Exhibited: La Mesure du Temps dans les Collections Belges (Exhibition catalogue, Société Générale de Banque, Brussels, 1984), no. 3, p. 31 There are only 10 recorded examples of Vopel's armillary spheres; London, Science Museum (1541); Washington, D.C., Smithsonian Institution (1541); Private Collection (1542); Copenhagen, National Museum (1543); Greenwich, National Maritime Museum (1543); Washington, D.C., Library of Congress (1543); Salzburg, Städt Museum (1544); Munich, Deutsches Museum (1545) ; London, Science Museum (1552)

Literature

Kugel, Alexis. Spheres. The Art of the Celestial Mechanic. 2002, A3.

Catalogue Note

VERY RARE 16TH CENTURY ARMILLARY SPHERE by Caspar Vopel, one of only ten recorded examples by him, with the earliest dating to 1541. All but two (including the present example) are in Museums.

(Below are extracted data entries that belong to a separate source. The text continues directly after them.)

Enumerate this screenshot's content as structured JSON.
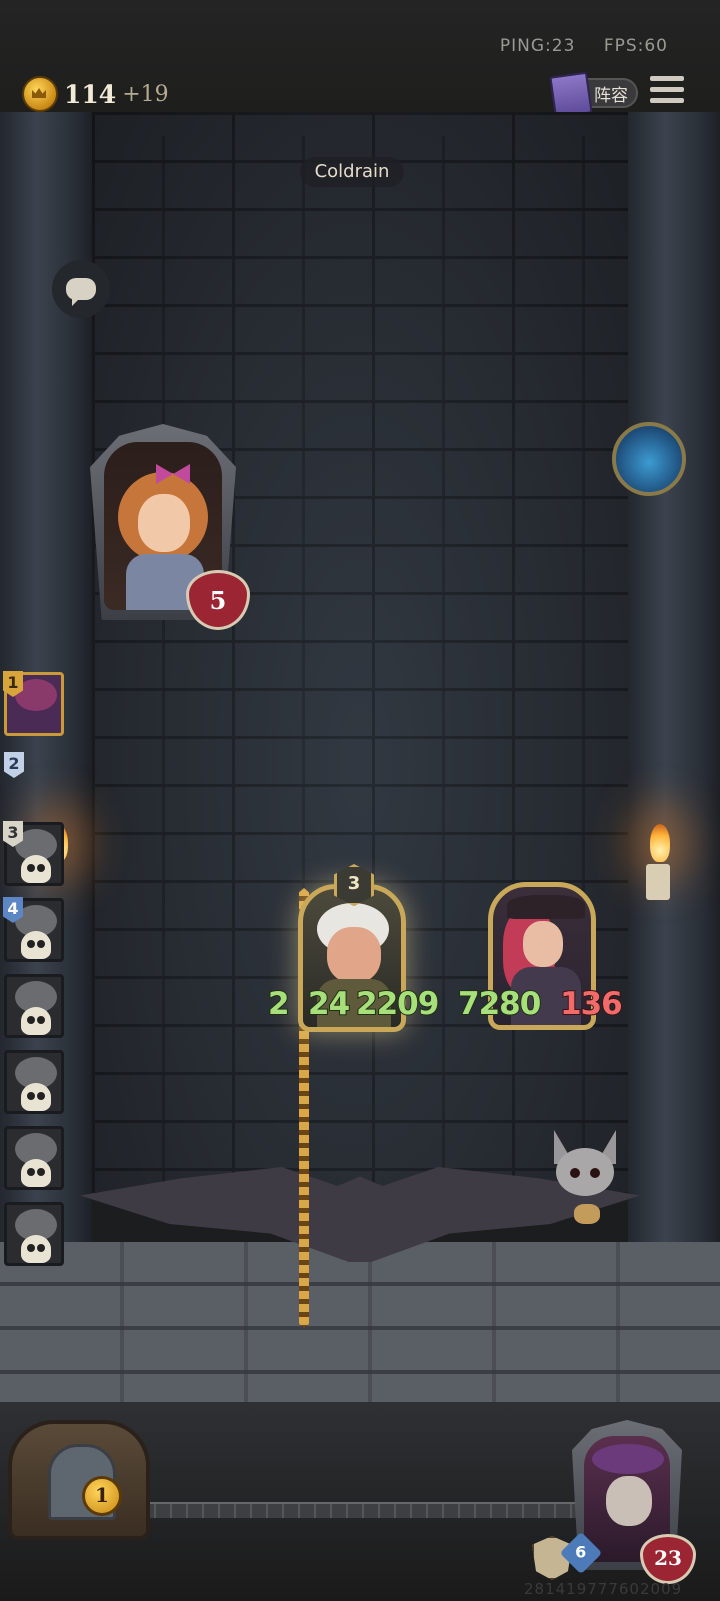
{
  "status": {
    "ping": "PING:23",
    "fps": "FPS:60"
  },
  "gold": {
    "amount": "114",
    "income": "+19"
  },
  "lineup_button": {
    "label": "阵容"
  },
  "opponent": {
    "name": "Coldrain",
    "health": "5"
  },
  "lineup_slots": [
    {
      "number": "1",
      "state": "active"
    },
    {
      "number": "2",
      "state": "empty"
    },
    {
      "number": "3",
      "state": "eliminated"
    },
    {
      "number": "4",
      "state": "eliminated"
    },
    {
      "number": "",
      "state": "eliminated"
    },
    {
      "number": "",
      "state": "eliminated"
    },
    {
      "number": "",
      "state": "eliminated"
    },
    {
      "number": "",
      "state": "eliminated"
    }
  ],
  "battle": {
    "attacker_tier": "3",
    "damage_numbers": [
      "2",
      "24",
      "2209",
      "7280",
      "136"
    ]
  },
  "shop": {
    "refresh_cost": "1"
  },
  "player": {
    "shield": "",
    "attack": "6",
    "health": "23",
    "id": "281419777602009"
  }
}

Vopel (1511-1529) was a professor of mathematics at the Montan Gymnasium in Cologne. His first recorded instrument was a painted celestial globe done in 1532, followed by a printed pair of globes (terrestrial and celestial) in 1536. While it seems that his favorite instrument was the armillary sphere, he also produced sundials, nocturnals, and an astrolabe. Several of Vopel's spheres, with the present examples included, are not mounted with a meridian or horizon ring, but rather, were designed to be hand-held and fixed with a handle.